Florida Governor Ron DeSantis signed a bill into law that significantly expanded the state’s voucher program. A week after the House passed the bill, the Republican-controlled Senate voted unanimously to pass it. On Monday, the governor conducted an event at a Catholic high school in Miami to sign the legislation as lawmakers began the fourth week of the 60-day legislative session.
The new bill will allow all K–12 students in Florida to receive taxpayer-funded vouchers for private schools. This will help more students attend private schools using taxpayer-funded scholarships—all at substantial cost savings for the state.
Additionally, the bill will increase funding for the voucher program and expand eligibility criteria, helping more families apply for scholarships to educate their children.
In the past, only low-income families were eligible for this program. Now, those with higher incomes can apply. Additionally, the scholarship fund has been increased, making it even easier for students to access education. In its first year, this new initiative, which will cost the government $200-$700 million, is anticipated to benefit thousands of children.
“We will give preference to low-income families, but at the end of the day, we believe that a parent should have complete control over how the money is spent on education,” Governor DeSantis said during the bill signing ceremony.
Expanding the voucher program will make private schools more affordable for some families, increasing enrollment. With more students, private schools can secure funding and other resources that would otherwise not have been available.
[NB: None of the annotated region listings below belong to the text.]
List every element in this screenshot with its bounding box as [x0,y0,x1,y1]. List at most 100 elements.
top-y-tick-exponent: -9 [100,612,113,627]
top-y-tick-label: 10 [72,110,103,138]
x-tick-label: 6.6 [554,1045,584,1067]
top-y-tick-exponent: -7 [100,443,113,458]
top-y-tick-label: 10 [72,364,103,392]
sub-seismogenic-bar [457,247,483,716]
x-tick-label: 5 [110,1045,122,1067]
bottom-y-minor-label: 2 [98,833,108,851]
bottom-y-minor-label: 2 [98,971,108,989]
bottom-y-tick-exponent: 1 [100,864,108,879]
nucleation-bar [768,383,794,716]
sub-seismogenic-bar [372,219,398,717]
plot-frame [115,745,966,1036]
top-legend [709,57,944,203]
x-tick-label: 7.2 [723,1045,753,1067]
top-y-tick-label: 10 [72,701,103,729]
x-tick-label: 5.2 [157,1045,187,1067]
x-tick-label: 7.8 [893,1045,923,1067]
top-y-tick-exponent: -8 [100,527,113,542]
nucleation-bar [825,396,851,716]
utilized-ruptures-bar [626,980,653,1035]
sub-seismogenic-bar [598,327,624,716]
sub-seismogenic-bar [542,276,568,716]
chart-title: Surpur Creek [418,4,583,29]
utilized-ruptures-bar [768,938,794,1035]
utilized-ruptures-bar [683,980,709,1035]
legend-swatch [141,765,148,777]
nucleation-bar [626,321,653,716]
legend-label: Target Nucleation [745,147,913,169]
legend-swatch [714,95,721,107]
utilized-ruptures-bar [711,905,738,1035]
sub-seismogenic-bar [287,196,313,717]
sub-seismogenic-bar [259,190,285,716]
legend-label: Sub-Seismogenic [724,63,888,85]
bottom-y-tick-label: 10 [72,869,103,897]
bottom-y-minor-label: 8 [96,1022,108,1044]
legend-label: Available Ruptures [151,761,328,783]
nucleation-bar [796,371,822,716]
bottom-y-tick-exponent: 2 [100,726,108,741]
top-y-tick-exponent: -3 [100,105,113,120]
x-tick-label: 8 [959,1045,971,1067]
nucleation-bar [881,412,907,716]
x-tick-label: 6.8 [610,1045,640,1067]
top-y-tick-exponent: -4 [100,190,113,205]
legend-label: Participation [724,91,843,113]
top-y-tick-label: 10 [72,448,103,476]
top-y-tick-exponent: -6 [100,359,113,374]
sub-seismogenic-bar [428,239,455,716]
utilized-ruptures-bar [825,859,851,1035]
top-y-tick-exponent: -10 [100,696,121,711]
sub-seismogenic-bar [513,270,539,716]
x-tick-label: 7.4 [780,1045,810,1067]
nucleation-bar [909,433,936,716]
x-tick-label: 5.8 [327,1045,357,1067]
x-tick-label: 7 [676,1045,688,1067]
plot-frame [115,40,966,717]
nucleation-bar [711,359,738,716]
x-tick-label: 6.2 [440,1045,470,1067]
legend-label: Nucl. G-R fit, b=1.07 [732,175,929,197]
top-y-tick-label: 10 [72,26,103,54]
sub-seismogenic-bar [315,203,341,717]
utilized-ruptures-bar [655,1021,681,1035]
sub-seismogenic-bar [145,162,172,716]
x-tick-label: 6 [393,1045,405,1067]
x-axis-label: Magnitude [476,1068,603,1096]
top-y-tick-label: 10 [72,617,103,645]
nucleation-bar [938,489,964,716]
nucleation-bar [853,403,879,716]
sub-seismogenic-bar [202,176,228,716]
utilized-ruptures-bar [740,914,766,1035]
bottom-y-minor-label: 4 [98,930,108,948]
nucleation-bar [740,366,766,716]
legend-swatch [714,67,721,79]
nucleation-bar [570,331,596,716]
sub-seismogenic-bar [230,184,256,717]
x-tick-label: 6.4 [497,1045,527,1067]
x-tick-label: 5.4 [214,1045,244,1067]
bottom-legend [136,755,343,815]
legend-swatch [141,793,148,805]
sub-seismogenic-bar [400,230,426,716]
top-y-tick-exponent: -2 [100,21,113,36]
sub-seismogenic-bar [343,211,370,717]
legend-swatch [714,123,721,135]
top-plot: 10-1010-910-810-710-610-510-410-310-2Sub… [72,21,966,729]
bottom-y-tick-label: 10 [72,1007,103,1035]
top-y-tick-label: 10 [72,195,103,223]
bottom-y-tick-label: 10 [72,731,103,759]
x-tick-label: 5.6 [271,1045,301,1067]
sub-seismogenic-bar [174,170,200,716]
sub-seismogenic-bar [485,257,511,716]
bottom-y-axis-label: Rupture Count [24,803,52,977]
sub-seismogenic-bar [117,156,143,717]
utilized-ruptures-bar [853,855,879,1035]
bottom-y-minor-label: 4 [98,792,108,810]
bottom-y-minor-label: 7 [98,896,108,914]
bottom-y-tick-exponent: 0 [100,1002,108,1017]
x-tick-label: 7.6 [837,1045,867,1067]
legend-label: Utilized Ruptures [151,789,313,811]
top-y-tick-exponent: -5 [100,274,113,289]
Additionally, the bill will allow home-schoolers to get vouchers and establish education savings accounts. This will enable the users to spend voucher money on things other than tuition, such as tutoring costs and exam registration for private schools.
The Bill’s supporters perceive that expanding the voucher program will give families more educational options and assist children struggling to access private schools. They also shared that the program saves taxpayers money because scholarships are often less expensive.
However, critics of the new law highlighted that low-income households might not benefit from the voucher program. Private schools may include additional expenses, such as uniforms, transportation, and fees for extracurricular activities, which may be unaffordable for low-income families. Private schools are not obligated to offer the same support services as public schools, such as special education.
According to Andrew Spar, the head of the Florida Education Association Teachers Union, the new law will direct public funds to private schools. He stated, “It will drain billions of taxpayer dollars away from the neighborhood public schools that almost 90 percent of Florida’s parents trust to educate their children. The law will also give that public money to private schools managed by corporations without any accountability.”
“Common Floridians will contribute to the cost of millionaires and billionaires sending their children to prestigious private schools that hand-select their students. Once again, we saw Gov. DeSantis putting Floridians, including our students, above his political goals. We have serious concerns about how the governor’s politics will ultimately affect children,” Andrew claimed.
The likely expense of the program has been a topic of interest among Democrats numerous times. Fentrice Driskell, the leader of the House Democrats, stated that cost and accountability are serious concerns. “I am particularly afraid that this might have a disastrous impact on Florida’s public schools, and I believe many members of our bloc share the same sentiments,” she said.
Overall, the expansion of the Florida voucher program will likely significantly impact private schools in the state. Floridians can only wait and see the program’s long-term effects and whether it will lead to improved educational outcomes.